At the turn of the twentieth century, a splinter religious sect known as the Dukhobors emigrated from the Russian Empire to Canadian British Columbia and the Canadian prairies. As pacifists and vegetarians who refused to swear oaths of allegiance to any secular authority, the Dukhobors had an uneasy existence under the tsars. In Canada, they hoped to lead lives with a minimum of state interference.
For its part, the Russian government was glad to be rid of several thousand religious dissenters, while Canadian authorities were eager to settle their vast plains with productive homesteaders. Yet, the history of the Canadian Dukhobors was one of further fragmentation, tensions with state officials, and periodic return to their Russian-and later Soviet-homeland.
The Dukhobors' attitude toward the Canadian government was ambivalent, said David McDonald, Alice D. Mortenson/Petrovich Distinguished Chair of Russian history at the University of Wisconsin-Madison.
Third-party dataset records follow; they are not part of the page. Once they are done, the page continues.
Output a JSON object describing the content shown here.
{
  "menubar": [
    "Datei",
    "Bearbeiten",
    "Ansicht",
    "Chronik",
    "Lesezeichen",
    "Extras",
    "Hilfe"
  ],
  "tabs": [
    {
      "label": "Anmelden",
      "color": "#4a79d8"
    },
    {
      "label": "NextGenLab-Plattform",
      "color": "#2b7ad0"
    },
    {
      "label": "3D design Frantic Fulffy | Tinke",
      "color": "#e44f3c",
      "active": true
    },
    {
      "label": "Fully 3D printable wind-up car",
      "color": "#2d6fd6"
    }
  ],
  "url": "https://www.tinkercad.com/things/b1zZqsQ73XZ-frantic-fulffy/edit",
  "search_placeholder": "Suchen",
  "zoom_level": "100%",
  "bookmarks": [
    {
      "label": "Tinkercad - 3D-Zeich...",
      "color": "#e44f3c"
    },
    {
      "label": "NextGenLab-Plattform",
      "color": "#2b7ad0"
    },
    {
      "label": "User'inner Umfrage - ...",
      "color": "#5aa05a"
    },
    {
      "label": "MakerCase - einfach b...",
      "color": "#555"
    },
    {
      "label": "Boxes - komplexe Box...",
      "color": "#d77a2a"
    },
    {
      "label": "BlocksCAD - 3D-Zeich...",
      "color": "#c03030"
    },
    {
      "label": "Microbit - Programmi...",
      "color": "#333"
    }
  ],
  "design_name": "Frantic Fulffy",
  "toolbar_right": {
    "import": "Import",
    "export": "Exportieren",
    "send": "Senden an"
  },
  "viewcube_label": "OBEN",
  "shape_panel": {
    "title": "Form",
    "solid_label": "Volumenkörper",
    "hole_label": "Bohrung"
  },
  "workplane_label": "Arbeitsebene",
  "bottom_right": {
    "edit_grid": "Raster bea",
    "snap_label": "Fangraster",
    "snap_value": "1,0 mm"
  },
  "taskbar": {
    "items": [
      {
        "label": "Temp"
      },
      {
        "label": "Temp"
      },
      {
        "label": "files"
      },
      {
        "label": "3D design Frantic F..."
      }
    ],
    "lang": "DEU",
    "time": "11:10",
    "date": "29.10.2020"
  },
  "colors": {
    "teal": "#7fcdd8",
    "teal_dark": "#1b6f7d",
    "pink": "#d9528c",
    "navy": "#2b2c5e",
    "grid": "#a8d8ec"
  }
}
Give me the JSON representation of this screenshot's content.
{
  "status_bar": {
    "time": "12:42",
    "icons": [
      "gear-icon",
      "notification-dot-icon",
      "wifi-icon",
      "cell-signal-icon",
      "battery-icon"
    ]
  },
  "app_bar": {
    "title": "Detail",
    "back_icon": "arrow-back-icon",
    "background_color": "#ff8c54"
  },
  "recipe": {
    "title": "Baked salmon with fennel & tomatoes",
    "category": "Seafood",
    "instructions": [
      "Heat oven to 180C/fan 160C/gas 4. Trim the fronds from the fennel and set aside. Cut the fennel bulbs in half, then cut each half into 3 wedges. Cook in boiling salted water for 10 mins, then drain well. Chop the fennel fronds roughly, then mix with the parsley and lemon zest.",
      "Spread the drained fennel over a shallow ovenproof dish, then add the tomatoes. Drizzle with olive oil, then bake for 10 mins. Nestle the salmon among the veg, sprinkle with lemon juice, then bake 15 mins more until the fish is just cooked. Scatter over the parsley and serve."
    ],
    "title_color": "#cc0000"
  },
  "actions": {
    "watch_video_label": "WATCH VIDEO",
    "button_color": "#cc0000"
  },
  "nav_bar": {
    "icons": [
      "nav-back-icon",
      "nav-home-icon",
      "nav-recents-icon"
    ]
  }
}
Dukhobor communities in Canada were to some extent reliant on the state, but remained deeply suspicious of its intentions, McDonald said during a colloquium discussion at the Jordan Center on January 26th.
"They sort of want to be in the reach of the government, but they don't want to be within its grasp," McDonald said. "How do you negotiate that?"
Colloquium participants joined McDonald in a wide-ranging discussion of his draft paper, which analyzes the Canadian Dukhobors before and after the 1917 Russian Revolution. Yanni Kotsonis, Professor of History and Russian & Slavic Studies at NYU, moderated the discussion. A key focus for McDonald's research was "how [the Dukhobors] sort of flirted with and then appropriated trappings we would associate with modernity in pursuit of all these new liminal spaces," McDonald said.
Bruce Grant, Professor of Anthropology at New York University, questioned McDonald's framing of the Dukhobors as a "borderland" people, which became a theme throughout the discussion. Did the Dukhobors' identity rely on opposition to other groups? Grant asked. If so, the border in question might be more social than geographic.
Jane Burbank, Professor of History and Russian & Slavic Studies at NYU, noted that though the Dukhobors rejected key elements of modernity, they were not unequivocally anti-state. Several participants mentioned that, in order to protect their communal property in Canada, one group of Dukhobors formed themselves into a corporation-a process that would require extensive interaction with the state.
Burbank pointed out that the Dukhobors offer an opportunity to compare the demands of two very different state regimes: the Russian Empire and Canada. Both states negotiated tensions between individual and group rights, seeking to make individuals within groups legible and therefore susceptible to state demands. Both also mobilized groups as part of state policy-e.g., Canada attempting to populate its prairies, or Russia assuming that all subjects possessed a group identity. However, unlike Russia, private property was the "sine qua non" of Canadian citizenship, Burbank said, so the move to incorporate made sense.
Like other groups with strong, oppositional identities within the Russian Empire, the Dukhobors faced an ever more intrusive state over the course of the nineteenth century, said Yanni Kotsonis. What these groups faced in common was a process of individuation, in which the state sought to register individuals apart from their group identities as prelude to conscription and other demands, Kotsonis said. As pacifists, the Dukhobors saw state individuation as a threat to their beliefs and communities, and Dukhobor immigrants retained their reluctance to become too legible to the state when dealing with Canadian officials.
Jacob Remes, a Professor of History at NYU's Gallatin School, said that the Dukhobors' suspicion of the Canadian government may have been warranted given the history of Canada's indigenous groups. Ottawa sought to assimilate groups like the Métis by imposing systems of private land tenure and education, which became flashpoints for the Dukhobors as well. The Dukhobors recognized that "vital records are the sharp edge of the state coming in," Remes said.
After the Russian Revolution and again after World War II, some Canadian Dukhobors returned to the Soviet Union, where they faced repression. Those that remained in Canada retained a distinct culture, even speaking Russian into the 1950s and 60s. McDonald recalled growing up around Dukhobors and, as a high school senior, speaking Russian with Dukhobor women as they sold bread at a local fair. However, any words that post-dated the Dukhobor migrations at the turn of the century would use an English loan word-for example, "car" rather than the Russian "mashina." Active Russian use disappeared only in the 1970s, McDonald said.
McDonald also mentioned that, in their private correspondence, Dukhobors emulated official Russian state discourse, a "chancellery" language, even years after their move to Canada.